The authors prove the following parameterized version of the classical Chow
Moving Lemma. Let $X$ be a smooth projective variety of dimension $n$ over
an infinite field $k$ and let $r,s$ be non-negative integers with $r+s \geq
n$. Let ${\cal C}_s(X)$ denote the Chow monoid of effective algebraic
$s$-cycles on $X$ and let $Z_s(X)$ denote the group of all algebraic
$s$-cycles on $X$. For any $d > 0$, there exists a Zariski neighborhood $U$
of $\{ 0, 1 \} \subset {\bf A}^1$ and an algebraic homotopy $$\Psi: {\cal
C}_s(X) \times U \to {\cal C}_s(X)^2$$ with the property that this homotopy
induces the identity on $Z_s(X)$ at $t=0$ and at $t=1$ sends any effective
$s$-cycle of degree $\leq d$ to a pair of effective $s$-cycles each of which
intersect properly every effective $r$-cycle on $X$ of degree $\leq d$.

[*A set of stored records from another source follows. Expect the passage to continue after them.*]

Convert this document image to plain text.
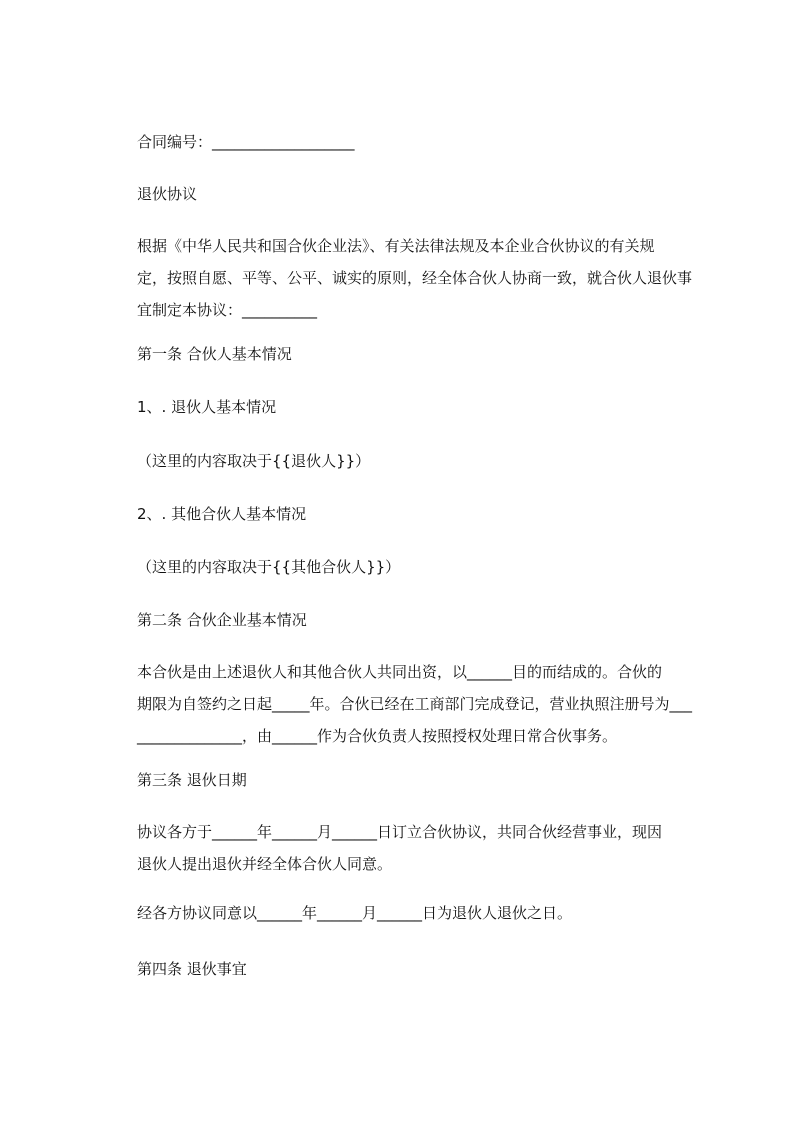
合同编号：___________________
退伙协议
根据《中华人民共和国合伙企业法》、有关法律法规及本企业合伙协议的有关规
定，按照自愿、平等、公平、诚实的原则，经全体合伙人协商一致，就合伙人退伙事
宜制定本协议：__________
第一条 合伙人基本情况
1、. 退伙人基本情况
（这里的内容取决于{{退伙人}}）
2、. 其他合伙人基本情况
（这里的内容取决于{{其他合伙人}}）
第二条 合伙企业基本情况
本合伙是由上述退伙人和其他合伙人共同出资，以______目的而结成的。合伙的
期限为自签约之日起_____年。合伙已经在工商部门完成登记，营业执照注册号为___
______________，由______作为合伙负责人按照授权处理日常合伙事务。
第三条 退伙日期
协议各方于______年______月______日订立合伙协议，共同合伙经营事业，现因
退伙人提出退伙并经全体合伙人同意。
经各方协议同意以______年______月______日为退伙人退伙之日。
第四条 退伙事宜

In a forthcoming paper, this result is used by the authors to prove a duality
theorem relating ``morphic cohomology'' (defined in terms of algebraic
cocycles) and Lawson homology. In this present paper, this result is shown
to imply that intersection is a well defined pairing on Chow groups and to
realize ``concretely'' the intersection pairing on cycle spaces constructed
in a recent paper by the first author and Ofer Gabber.